Au début des années 90, la fondation de France (2) était à la recherche d'un modèle qui lui permettrait d'assumer, dans le domaine culturel comme dans ses autres champs d'intervention, la mission que lui avaient imparti ses concepteurs : repérer les grandes questions peu ou mal prises en compte par la société civile, elle s'est révélée particulièrement adaptée aux nouvelles préoccupations de la création contemporaine. Parce qu'elle avait la conviction que dans une société en plein bouleversement, les oeuvres d'art peuvent plus que jamais lier les individus au monde, les aider à le construire et à s'y construire eux-mêmes, et qu'il fallait pour cela restaurer des liens plus étroits entre les artistes et la société, elle décida d'expérimenter un modèle d'action inédit : les Nouveaux Commanditaires. Hors du musée où l'art s'affirme comme son propre objet, à côté du marché qui a consacré un mode d'échange anonyme, le modèle des Nouveaux Commanditaires permet un dialogue direct, dans un contexte concret.
Il repose sur une conjonction nouvelle entre trois acteurs : l'artiste, le citoyen-commanditaire et le médiateur culturel. Nécessairement doté de compétences dans le domaine de l'art, le médiateur délégué par la fondation de France aide ces Nouveaux Commanditaires à formuler des demandes, à élaborer leur projet et à organiser le financement de l'oeuvre d'art avec d'autres partenaires privés ou publics. Le citoyen devient ainsi acteur en prenant l'initiative et la responsabilité de la production d'une oeuvre intégrée aux communautés urbaines et rurales. Pas question pour autant de réfuter le fait qu'à l'évidence, la conception d'une oeuvre répond d'abord à une nécessité intime de l'artiste, mais plutôt de reconnaître que cette nécessité peut être partagée.

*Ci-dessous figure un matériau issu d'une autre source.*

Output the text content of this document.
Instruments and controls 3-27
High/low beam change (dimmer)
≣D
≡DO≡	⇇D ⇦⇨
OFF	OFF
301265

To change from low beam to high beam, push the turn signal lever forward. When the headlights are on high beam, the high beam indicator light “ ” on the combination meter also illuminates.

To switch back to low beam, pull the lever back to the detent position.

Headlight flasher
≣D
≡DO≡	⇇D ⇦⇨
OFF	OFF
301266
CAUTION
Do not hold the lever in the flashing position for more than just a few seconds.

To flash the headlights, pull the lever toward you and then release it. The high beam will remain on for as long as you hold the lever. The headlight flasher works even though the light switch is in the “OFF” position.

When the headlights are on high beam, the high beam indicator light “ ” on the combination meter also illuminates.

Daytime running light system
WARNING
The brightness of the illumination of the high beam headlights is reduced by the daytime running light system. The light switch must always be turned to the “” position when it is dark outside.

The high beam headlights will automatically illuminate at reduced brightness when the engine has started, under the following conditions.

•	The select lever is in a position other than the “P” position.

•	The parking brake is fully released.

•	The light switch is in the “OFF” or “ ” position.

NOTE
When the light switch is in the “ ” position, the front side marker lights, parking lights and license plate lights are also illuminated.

François Hers in supplément Beaux Arts magazine, avril 2000

1. Artiste plasticien, François Hers a longtemps utilisé la photographie pour mener ses recherches avant de privilégier l'action publique. De 1983 à 1988, il a conçu et dirigé la mission photographique de la Datar. Il est nommé responsable de la culture à la fondation de France en 1989.

2. Créée en 1969, la fondation de France a pour mission d'encourager le mécénat privé au service de toutes les causes d'intérêt général. Elle met en place des programmes de soutien à des actions innovantes dans les domaines de la solidarité, de la santé et la recherche médicale, de la protection et la mise en valeur de l'environnement, enfin, de la culture. Par ailleurs, elle gère et accompagne l'activité de 500 fonds et fondations qui interviennent sur tout le territoire.